Kousri commence son activisme contre le harcèlement sexuel dans la société tunisienne alors qu'elle est étudiante en droit, signalant des cas à la police malgré son attitude méprisante[4].
Kousri dénonce également la violence sexuelle perpétrée contre les femmes yézidies par des membres de l'État islamique[11]. Elle ajoute une voix critique au travail de la députée Monia Ibrahim qui s'oppose à une loi qui permettrait d'élargir les droits des femmes dans le pays[12]. En tant qu'étudiante en droit, Kousri se prononce contre le gouvernement islamiste et les résidus de l'ancien régime dictatorial de Ben Ali[13]. Elle évoque aussi la nécessité pour la politique tunisienne de se déplacer vers la gauche[14].
#EnaZeda
En 2019, Kousri devient l'une des cofondatrices de l'équivalent tunisien du mouvement #MeToo. Appelé #EnaZeda (arabe : أنا زادة) en Tunisie, Kousri déclare que « c'est simplement l'aboutissement d'une lutte qui dure depuis des années »[15]. En décembre 2021, le groupe Facebook du mouvement compte 91 984 membres ; c'est un endroit où la protestation est organisée et qui fournit également un espace sûr pour le témoignage des victimes. Kousri décrit le succès du mouvement comme étant dû à la façon dont les femmes en Égypte avaient défendu leurs propres droits. Elle attribue également le pouvoir de #EnaZeda au fait de prendre rapidement de l'élan, les campagnes précédentes sur le harcèlement dans les transports publics par les organisations féministes n'ayant pas capté de la même manière l'imagination des femmes en Tunisie. Kousri explique comment elle a observé qu'après les soulèvements de décembre 2010, la violence sexuelle contre les femmes a augmenté[16] et est devenue plus violente[17]. Le mouvement révèle l'ampleur du problème et montre que faire taire les victimes ne résout pas les problèmes d'agression sexuelle dans les sociétés[18].

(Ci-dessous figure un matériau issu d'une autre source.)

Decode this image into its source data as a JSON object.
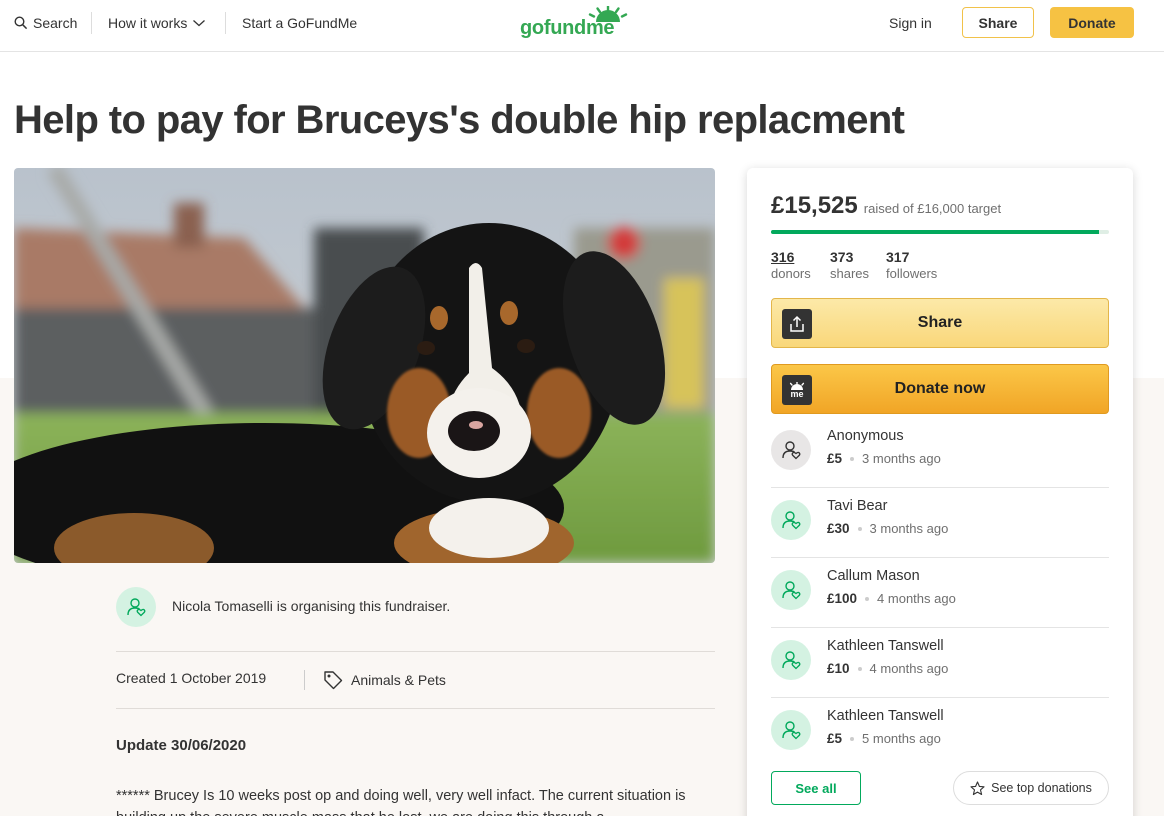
{
  "header": {
    "search_label": "Search",
    "how_label": "How it works",
    "start_label": "Start a GoFundMe",
    "logo_text": "gofundme",
    "signin_label": "Sign in",
    "share_label": "Share",
    "donate_label": "Donate"
  },
  "campaign": {
    "title": "Help to pay for Bruceys's double hip replacment",
    "organiser_text": "Nicola Tomaselli is organising this fundraiser.",
    "created": "Created 1 October 2019",
    "category": "Animals & Pets",
    "update_title": "Update 30/06/2020",
    "story_text": "****** Brucey Is 10 weeks post op and doing well, very well infact. The current situation is building up the severe muscle mass that he lost, we are doing this through a"
  },
  "card": {
    "raised_amount": "£15,525",
    "raised_target": "raised of £16,000 target",
    "progress_fraction": 0.97,
    "stats": [
      {
        "num": "316",
        "label": "donors"
      },
      {
        "num": "373",
        "label": "shares"
      },
      {
        "num": "317",
        "label": "followers"
      }
    ],
    "share_label": "Share",
    "donate_now_label": "Donate now",
    "donate_icon_text": "me",
    "donations": [
      {
        "name": "Anonymous",
        "amount": "£5",
        "time": "3 months ago"
      },
      {
        "name": "Tavi Bear",
        "amount": "£30",
        "time": "3 months ago"
      },
      {
        "name": "Callum Mason",
        "amount": "£100",
        "time": "4 months ago"
      },
      {
        "name": "Kathleen Tanswell",
        "amount": "£10",
        "time": "4 months ago"
      },
      {
        "name": "Kathleen Tanswell",
        "amount": "£5",
        "time": "5 months ago"
      }
    ],
    "see_all_label": "See all",
    "see_top_label": "See top donations"
  },
  "colors": {
    "brand_green": "#02a95c",
    "donate_yellow": "#f6c243",
    "share_yellow": "#fbe197"
  }
}
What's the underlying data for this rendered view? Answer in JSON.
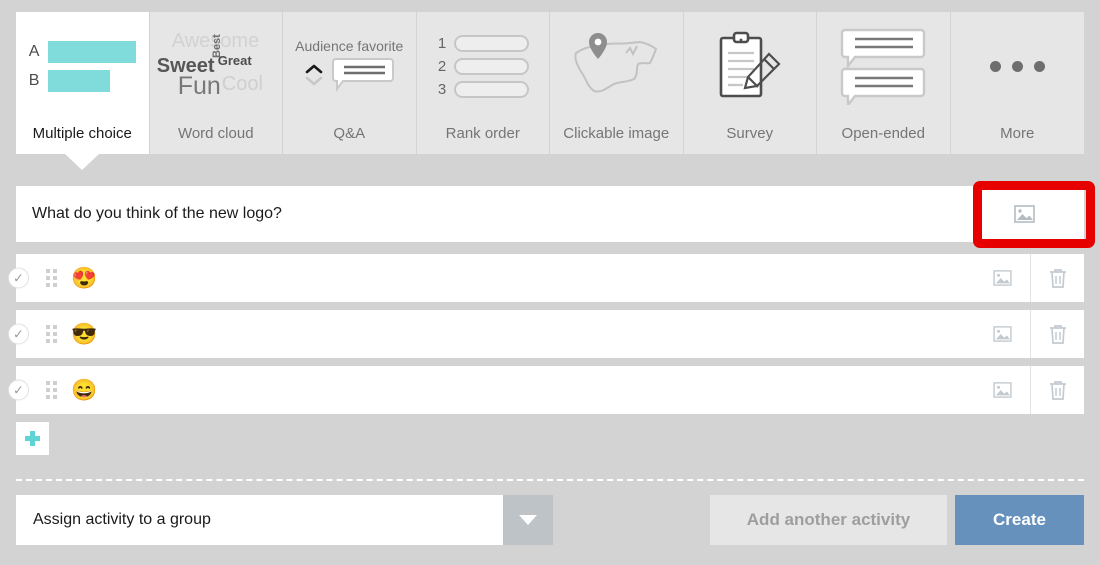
{
  "tabs": [
    {
      "id": "multiple-choice",
      "label": "Multiple choice",
      "active": true,
      "art": "bars",
      "bars": [
        {
          "letter": "A",
          "len": 88
        },
        {
          "letter": "B",
          "len": 62
        }
      ],
      "bar_color": "#80dbdb"
    },
    {
      "id": "word-cloud",
      "label": "Word cloud",
      "active": false,
      "art": "wordcloud",
      "words": [
        "Awesome",
        "Sweet",
        "Best",
        "Great",
        "Fun",
        "Cool"
      ]
    },
    {
      "id": "qa",
      "label": "Q&A",
      "active": false,
      "art": "qa",
      "caption": "Audience favorite"
    },
    {
      "id": "rank-order",
      "label": "Rank order",
      "active": false,
      "art": "rank",
      "numbers": [
        "1",
        "2",
        "3"
      ]
    },
    {
      "id": "clickable-image",
      "label": "Clickable image",
      "active": false,
      "art": "map-pin"
    },
    {
      "id": "survey",
      "label": "Survey",
      "active": false,
      "art": "clipboard-pencil"
    },
    {
      "id": "open-ended",
      "label": "Open-ended",
      "active": false,
      "art": "speech-bubbles"
    },
    {
      "id": "more",
      "label": "More",
      "active": false,
      "art": "ellipsis"
    }
  ],
  "question": {
    "text": "What do you think of the new logo?",
    "image_icon": "image-icon",
    "highlight_color": "#e60000"
  },
  "options": [
    {
      "emoji": "😍",
      "check": "✓",
      "image_icon": "image-icon",
      "trash_icon": "trash-icon"
    },
    {
      "emoji": "😎",
      "check": "✓",
      "image_icon": "image-icon",
      "trash_icon": "trash-icon"
    },
    {
      "emoji": "😄",
      "check": "✓",
      "image_icon": "image-icon",
      "trash_icon": "trash-icon"
    }
  ],
  "add_option": {
    "icon": "plus-icon",
    "color": "#5fd4d4"
  },
  "footer": {
    "assign": {
      "text": "Assign activity to a group",
      "caret": "chevron-down-icon"
    },
    "add_another_label": "Add another activity",
    "create_label": "Create",
    "create_color": "#6691bd"
  }
}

Association tunisienne des femmes démocrates
Kousri est une coordinatrice de l'Association tunisienne des femmes démocrates[19] (ATFD), une organisation féministe[20],[21]. Au sein de l'ATFD, Kousri siège à la commission des droits sexuels et reproductifs. Elle est une signataire, avec la Coalition pour les droits sexuels et corporels dans les sociétés musulmanes[22], d'une lettre ouverte adressée au président turc Recep Tayyip Erdoğan et condamnant le meurtre et la torture de Hande Kader[23],[24].
En 2017, elle s'exprime au nom de l'organisation contre la loi qui interdit le mariage entre les femmes musulmanes et les non-musulmans en Tunisie[25]. En 2019, elle mène une campagne encourageant l'État tunisien à renouer avec la santé reproductive des femmes en tant que préoccupation puisque, avec des coupures dans les financements, l'accès des femmes à la contraception a diminué[26].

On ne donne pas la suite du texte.